Similarly, Naganawa et al. [16] stated that there is a directly proportionate relation between the number of vaginal deliveries and downward displacement of the rectum; there were significant differences in the distance from the rectum descent to PCL between the nulliparous and multipara groups (p < 0.01).
Those results are coinciding with those stated by Yan et al. [17] who studied 80 women 45–60 days postpartum showing a prevalence of puborectalis injuries in 13.75%. They also emphasized the importance of postpartum MRI examination to rule out associated iliococcygeus muscle injuries or thinning that can be missed by ultrasound examination.
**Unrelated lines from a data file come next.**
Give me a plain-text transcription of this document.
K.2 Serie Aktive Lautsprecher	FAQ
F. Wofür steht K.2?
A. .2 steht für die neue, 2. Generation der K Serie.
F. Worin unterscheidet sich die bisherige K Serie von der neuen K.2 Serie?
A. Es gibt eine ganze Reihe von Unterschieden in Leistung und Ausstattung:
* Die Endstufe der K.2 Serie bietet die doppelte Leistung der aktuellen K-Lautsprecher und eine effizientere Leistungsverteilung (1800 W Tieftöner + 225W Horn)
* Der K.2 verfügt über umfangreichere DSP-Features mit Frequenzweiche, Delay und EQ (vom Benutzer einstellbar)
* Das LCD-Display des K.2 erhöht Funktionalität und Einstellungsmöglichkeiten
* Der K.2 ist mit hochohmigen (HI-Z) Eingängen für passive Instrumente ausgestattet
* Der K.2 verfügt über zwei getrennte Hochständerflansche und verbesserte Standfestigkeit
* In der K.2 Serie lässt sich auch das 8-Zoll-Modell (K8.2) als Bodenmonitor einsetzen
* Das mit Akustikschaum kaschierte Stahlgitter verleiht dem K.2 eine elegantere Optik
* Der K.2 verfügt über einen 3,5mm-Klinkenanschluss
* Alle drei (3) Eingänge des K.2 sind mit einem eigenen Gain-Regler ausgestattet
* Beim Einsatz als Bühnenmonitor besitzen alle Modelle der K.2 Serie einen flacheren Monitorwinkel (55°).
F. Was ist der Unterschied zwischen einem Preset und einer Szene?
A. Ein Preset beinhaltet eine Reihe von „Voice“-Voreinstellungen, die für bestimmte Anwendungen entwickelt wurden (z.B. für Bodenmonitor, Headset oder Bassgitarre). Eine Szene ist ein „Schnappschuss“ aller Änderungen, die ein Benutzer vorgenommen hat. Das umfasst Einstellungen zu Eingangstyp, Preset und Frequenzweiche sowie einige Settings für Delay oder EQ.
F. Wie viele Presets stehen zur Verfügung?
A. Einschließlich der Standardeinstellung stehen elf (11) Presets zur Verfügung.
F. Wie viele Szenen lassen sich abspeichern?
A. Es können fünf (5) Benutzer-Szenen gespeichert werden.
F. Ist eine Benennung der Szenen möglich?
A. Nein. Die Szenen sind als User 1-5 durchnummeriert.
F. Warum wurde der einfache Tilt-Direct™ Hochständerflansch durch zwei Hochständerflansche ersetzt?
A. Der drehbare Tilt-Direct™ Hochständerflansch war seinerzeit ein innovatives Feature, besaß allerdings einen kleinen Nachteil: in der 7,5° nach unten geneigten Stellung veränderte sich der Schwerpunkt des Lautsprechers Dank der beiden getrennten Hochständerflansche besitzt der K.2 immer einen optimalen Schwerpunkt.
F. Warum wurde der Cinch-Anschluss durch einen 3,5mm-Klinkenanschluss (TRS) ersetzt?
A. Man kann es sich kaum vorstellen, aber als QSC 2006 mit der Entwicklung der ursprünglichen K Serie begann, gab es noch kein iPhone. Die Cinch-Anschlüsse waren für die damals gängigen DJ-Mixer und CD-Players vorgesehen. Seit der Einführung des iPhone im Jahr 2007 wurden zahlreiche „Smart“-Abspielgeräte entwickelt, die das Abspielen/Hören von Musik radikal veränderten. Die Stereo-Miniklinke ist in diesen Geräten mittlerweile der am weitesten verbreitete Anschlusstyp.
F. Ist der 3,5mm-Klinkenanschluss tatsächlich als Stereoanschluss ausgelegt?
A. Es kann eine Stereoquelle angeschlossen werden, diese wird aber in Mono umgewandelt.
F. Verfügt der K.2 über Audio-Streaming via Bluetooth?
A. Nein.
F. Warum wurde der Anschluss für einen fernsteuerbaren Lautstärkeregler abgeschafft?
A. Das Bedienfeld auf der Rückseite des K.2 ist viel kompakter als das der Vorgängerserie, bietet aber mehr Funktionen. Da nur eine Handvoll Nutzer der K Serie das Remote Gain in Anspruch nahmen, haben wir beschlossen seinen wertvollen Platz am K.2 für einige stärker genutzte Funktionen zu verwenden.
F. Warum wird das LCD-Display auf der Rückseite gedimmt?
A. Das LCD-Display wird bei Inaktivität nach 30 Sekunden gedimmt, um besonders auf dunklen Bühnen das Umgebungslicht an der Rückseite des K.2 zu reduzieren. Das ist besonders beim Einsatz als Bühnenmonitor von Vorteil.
These results also agreed with Alt et al. [18] detecting numerous superficial and deep pelvic morphological changes between nulliparous and primiparous female (P < 0.001).
DeLancey et al. [19] disagree with these results as they studied the integrity and bulk of puborectalis muscle by MRI following vaginal delivery and stated that it was visible in its expected location with no evidence of muscle avulsion from its pubic attachment.
In this study, we detected that puborectalis muscle thickness decrease with age with p values 0.004, 0.01 and 0.03 for the right puborectalis, the left puborectalis and puborectalis mid point thickness respectively while iliococcygeus muscles showed no significant difference.
This agrees with Alperin et al. [20] who discovered that the thickness of all pelvic floor muscles was siginificantly decreased with aging (P < 0.05).
Also, Rahmanou et al. [21] stated that there is a noteworthy correlation found between the increased age of the primigravida mother and the risk of pelvic floor injury with evidence of at least one form of major pelvic floor trauma (P = 0.003) as well as levator avulsion in (18.7%), micro-trauma in (12.8%), and obstetric anal sphincter injuries in (24.4%).
This was consistent with the previous researches done by Bozkurt et al. [22] who stated that the incidence of pelvic floor dysfunction rises markedly with age nearly 10% of women with age range 20 to 39 years, in comparison with 50% of females aged ≥ 80 years suffer from at least one pelvic floor dysfunction disorders, with higher prevalence in multiparous females compared with nulliparous females, thus emphasizing the role of obstetric trauma.
In this study, the relation between pelvic floor descent and both PR and IL muscle thickness without tears as well as muscle defects was insignificant with P value ≥ 0.05; that was agreeing with Dietz HP et al. [23] whose study was designed to quantify the role of a direct childbirth trauma to the insertion of the puborectalis muscle, on the inferior pubic ramus. Such trauma is common and clearly linked to vaginal delivery; their results stated pelvic organ prolapse was seen in 150/181 (83%) women with puborectalis defects and in 265/600 (44%) women without puborectalis defects (P < 0.0001).